A Memorandum of Understanding (MoU) is likely to be signed between Pakistan and Saudi Arabia in February for the establishment of a mega oil city at the Gwadar deep seaport city, an ultimate destination of the China Pakistan Economic Corridor (CPEC).
Prior to signing the agreement, a high-level Saudi delegation headed by Minister for Energy, Industry, and Minerals Khalid Abdul Aziz D Al Falih visited the port city on January 12 to inspect the site for a proposed oil refinery and review necessary arrangements for the MoU, official sources told APP.
They said Chief Executive Officer of Aramco Associates Company Al Buainain Ibrahim Qassim was also part of the delegation. The company will construct a petrochemical complex which will house the multi-billion dollar oil refinery.
As per the plan, the oil city would be constructed on around 80,000 acres land with the purpose to refine and store imported oil for onward transportation to China using the CPEC route, besides developing the fuel supply chain for the landlocked Central Asian states.
The fuel transportation to China via Pakistan would take just seven days as an import through western China takes almost 40 days. “Currently, oil vessels take 40 days to reach China, while through Pakistan the oil supply will reach China within seven days,” the sources said.
Federal Minister for Petroleum and Natural Resources Ghulam Sarwar Khan, who had received the Saudi delegation in Gwadar, had described the refinery a “state-of-the-art facility”. He said it would be the biggest investment of Saudi Arabia in Pakistan.
During the visit, Saudi Minister Khalid Abdul Aziz D Al Falih highlighted the strategic importance of the Gwadar port, saying that it would become the economic hub in the region after completion of the CPEC.

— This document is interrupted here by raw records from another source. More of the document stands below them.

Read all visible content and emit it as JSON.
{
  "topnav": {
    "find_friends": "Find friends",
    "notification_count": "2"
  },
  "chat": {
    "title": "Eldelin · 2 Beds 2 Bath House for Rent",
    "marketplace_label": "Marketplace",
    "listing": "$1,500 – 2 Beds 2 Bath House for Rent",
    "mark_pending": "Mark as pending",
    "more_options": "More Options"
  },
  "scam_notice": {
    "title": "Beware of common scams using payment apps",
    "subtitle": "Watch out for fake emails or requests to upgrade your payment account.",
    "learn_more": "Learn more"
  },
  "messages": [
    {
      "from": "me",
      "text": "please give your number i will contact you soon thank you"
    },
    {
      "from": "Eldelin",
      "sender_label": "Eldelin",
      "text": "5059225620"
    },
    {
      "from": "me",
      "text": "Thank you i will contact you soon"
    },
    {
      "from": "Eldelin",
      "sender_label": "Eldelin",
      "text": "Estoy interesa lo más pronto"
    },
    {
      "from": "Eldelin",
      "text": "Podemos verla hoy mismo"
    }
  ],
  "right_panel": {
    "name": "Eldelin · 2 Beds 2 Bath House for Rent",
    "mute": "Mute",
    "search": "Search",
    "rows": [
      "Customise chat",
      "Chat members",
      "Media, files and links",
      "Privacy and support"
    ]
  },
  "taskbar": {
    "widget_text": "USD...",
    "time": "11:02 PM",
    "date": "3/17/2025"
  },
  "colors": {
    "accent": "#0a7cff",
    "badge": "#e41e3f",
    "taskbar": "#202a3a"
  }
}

Replying to a question, the sources said the government was making all-out efforts to upgrade existing oil refineries and establish new deep conversion facilities to achieve self-sufficiency in this sector.

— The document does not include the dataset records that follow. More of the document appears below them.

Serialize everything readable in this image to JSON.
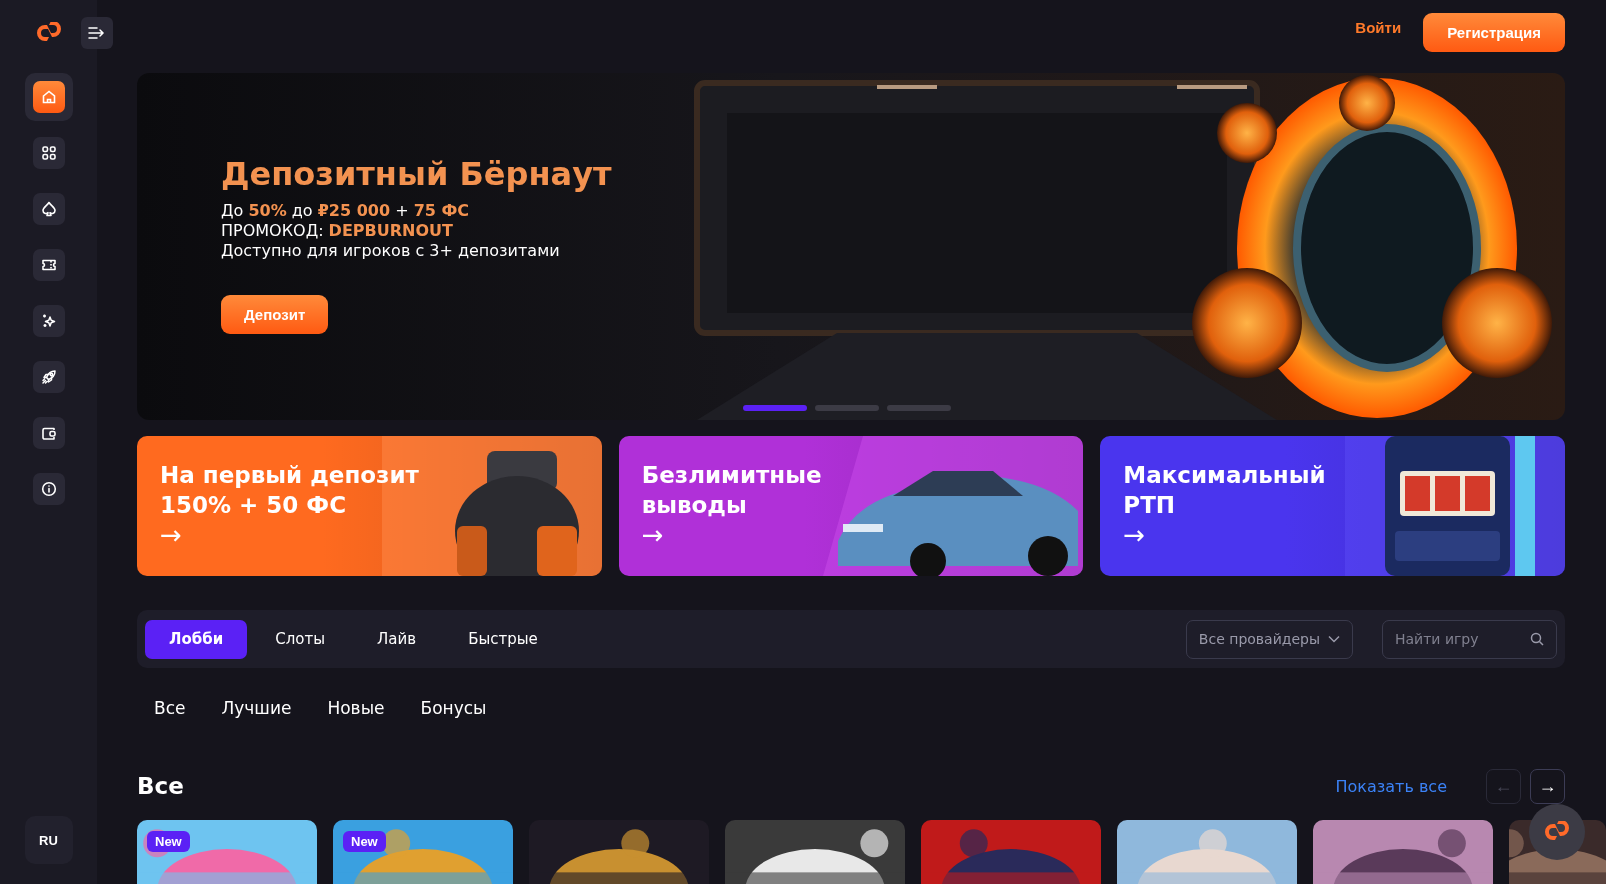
{
  "header": {
    "login": "Войти",
    "register": "Регистрация"
  },
  "sidebar": {
    "items": [
      {
        "kind": "home",
        "selected": true
      },
      {
        "kind": "grid",
        "selected": false
      },
      {
        "kind": "spade",
        "selected": false
      },
      {
        "kind": "ticket",
        "selected": false
      },
      {
        "kind": "sparkle",
        "selected": false
      },
      {
        "kind": "rocket",
        "selected": false
      },
      {
        "kind": "wallet",
        "selected": false
      },
      {
        "kind": "info",
        "selected": false
      }
    ],
    "language": "RU"
  },
  "banner": {
    "title": "Депозитный Бёрнаут",
    "lines": [
      "До **50%** до **₽25 000** + **75 ФС**",
      "ПРОМОКОД: **DEPBURNOUT**",
      "Доступно для игроков с 3+ депозитами"
    ],
    "button": "Депозит",
    "dots": [
      {
        "selected": true
      },
      {
        "selected": false
      },
      {
        "selected": false
      }
    ]
  },
  "promos": [
    {
      "lines": [
        "На первый депозит",
        "150% + 50 ФС"
      ],
      "arrow": "→",
      "color": "#ff6a1f"
    },
    {
      "lines": [
        "Безлимитные",
        "выводы"
      ],
      "arrow": "→",
      "color": "#b030d8"
    },
    {
      "lines": [
        "Максимальный",
        "РТП"
      ],
      "arrow": "→",
      "color": "#4a35ee"
    }
  ],
  "tabs": [
    {
      "label": "Лобби",
      "selected": true
    },
    {
      "label": "Слоты",
      "selected": false
    },
    {
      "label": "Лайв",
      "selected": false
    },
    {
      "label": "Быстрые",
      "selected": false
    }
  ],
  "providers": "Все провайдеры",
  "search": {
    "placeholder": "Найти игру"
  },
  "categories": [
    "Все",
    "Лучшие",
    "Новые",
    "Бонусы"
  ],
  "section": {
    "title": "Все",
    "show_all": "Показать все",
    "prev": {
      "label": "←",
      "disabled": true
    },
    "next": {
      "label": "→",
      "disabled": false
    }
  },
  "games": [
    {
      "kind": "new",
      "badge": "New"
    },
    {
      "kind": "new",
      "badge": "New"
    },
    {
      "kind": "plain"
    },
    {
      "kind": "plain"
    },
    {
      "kind": "plain"
    },
    {
      "kind": "plain"
    },
    {
      "kind": "plain"
    },
    {
      "kind": "plain"
    }
  ]
}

“For the purpose, the government has recently banned the import of furnace oil and announced unprecedented incentives package for setting up new deep conversion oil facilities,” they said.

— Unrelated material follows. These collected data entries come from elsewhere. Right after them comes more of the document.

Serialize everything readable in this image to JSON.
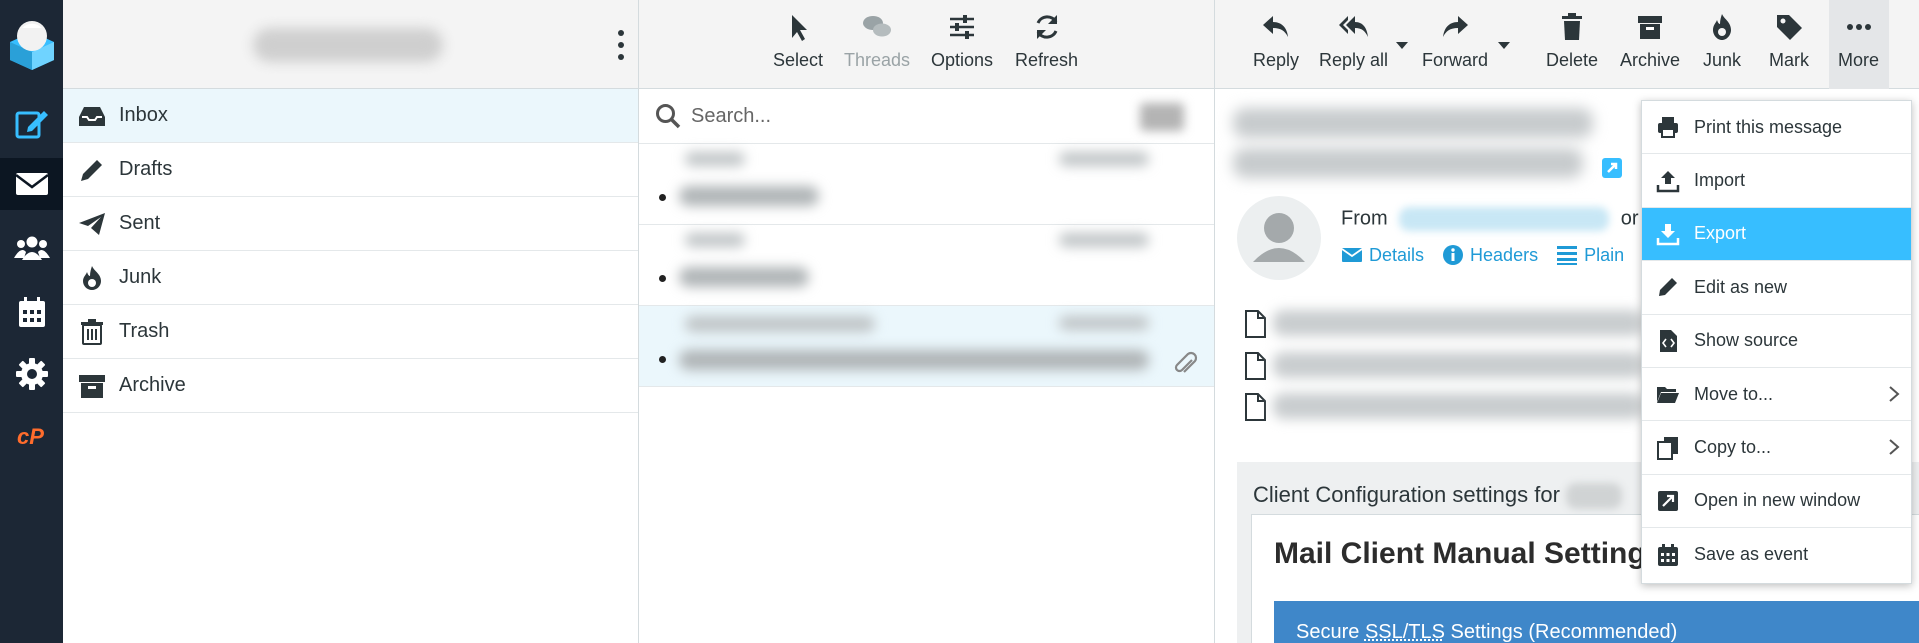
{
  "colors": {
    "accent": "#37beff",
    "link": "#1f9ad6",
    "sidebar_bg": "#1c2735",
    "cpanel_orange": "#ff6c2c"
  },
  "taskbar": {
    "items": [
      {
        "name": "compose",
        "icon": "compose-icon"
      },
      {
        "name": "mail",
        "icon": "envelope-icon"
      },
      {
        "name": "contacts",
        "icon": "users-icon"
      },
      {
        "name": "calendar",
        "icon": "calendar-icon"
      },
      {
        "name": "settings",
        "icon": "gear-icon"
      },
      {
        "name": "cpanel",
        "icon": "cpanel-icon"
      }
    ]
  },
  "folders": [
    {
      "label": "Inbox",
      "icon": "inbox-icon"
    },
    {
      "label": "Drafts",
      "icon": "pencil-icon"
    },
    {
      "label": "Sent",
      "icon": "paper-plane-icon"
    },
    {
      "label": "Junk",
      "icon": "fire-icon"
    },
    {
      "label": "Trash",
      "icon": "trash-icon"
    },
    {
      "label": "Archive",
      "icon": "archive-box-icon"
    }
  ],
  "list_toolbar": {
    "select": "Select",
    "threads": "Threads",
    "options": "Options",
    "refresh": "Refresh"
  },
  "search": {
    "placeholder": "Search..."
  },
  "message_toolbar": {
    "reply": "Reply",
    "reply_all": "Reply all",
    "forward": "Forward",
    "delete": "Delete",
    "archive": "Archive",
    "junk": "Junk",
    "mark": "Mark",
    "more": "More"
  },
  "preview": {
    "from_label": "From",
    "from_suffix": "or",
    "links": {
      "details": "Details",
      "headers": "Headers",
      "plain": "Plain"
    },
    "config_title": "Client Configuration settings for",
    "manual_heading": "Mail Client Manual Settings",
    "ssl_prefix": "Secure ",
    "ssl_abbr": "SSL/TLS",
    "ssl_suffix": " Settings (Recommended)"
  },
  "more_menu": [
    {
      "label": "Print this message",
      "icon": "printer-icon",
      "submenu": false
    },
    {
      "label": "Import",
      "icon": "upload-icon",
      "submenu": false
    },
    {
      "label": "Export",
      "icon": "download-icon",
      "submenu": false,
      "active": true
    },
    {
      "label": "Edit as new",
      "icon": "pencil-icon",
      "submenu": false
    },
    {
      "label": "Show source",
      "icon": "file-code-icon",
      "submenu": false
    },
    {
      "label": "Move to...",
      "icon": "folder-open-icon",
      "submenu": true
    },
    {
      "label": "Copy to...",
      "icon": "copy-icon",
      "submenu": true
    },
    {
      "label": "Open in new window",
      "icon": "external-window-icon",
      "submenu": false
    },
    {
      "label": "Save as event",
      "icon": "calendar-icon",
      "submenu": false
    }
  ]
}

The government, they said, had advised the existing oil refineries to enter into commercial agreements with power producers for utilization of their capacity for furnace oil storage and modernization of their facilities.
The sources said an unprecedented incentives package was in place for setting up new deep conservation oil refineries, under which interested parties were exempted from all duties, taxes, surcharges and levies on import besides a 20-year income tax holiday.
“The exemption will be applicable on all machinery, vehicles, plants and equipment, other materials and consumables for setting up, operation, maintenance and repair of a refinery,” they said.
The package, the source said, would also be applicable on existing facilities where refining capacity was expanded by installing deep conversion units with a capacity of at least 100,000 barrels per day (bpd) oil.
To another question, they said in June 2015, the Byco Petroleum Company had established the country’s largest production unit, having a refining capacity of 120,000 bpd oil, in Balochistan, adding that Trans-Asia, a private sector petroleum company was also planning to set up a refinery with the capacity to develop 100,000 bpd oil.
They said local as well as foreign investors were reposing full confidence in prudent and business-friendly economic policies introduced by the government and making investments in the energy sector.
Presently, around six oil refineries are operating in the country and the government is working for their up-gradation on modern lines.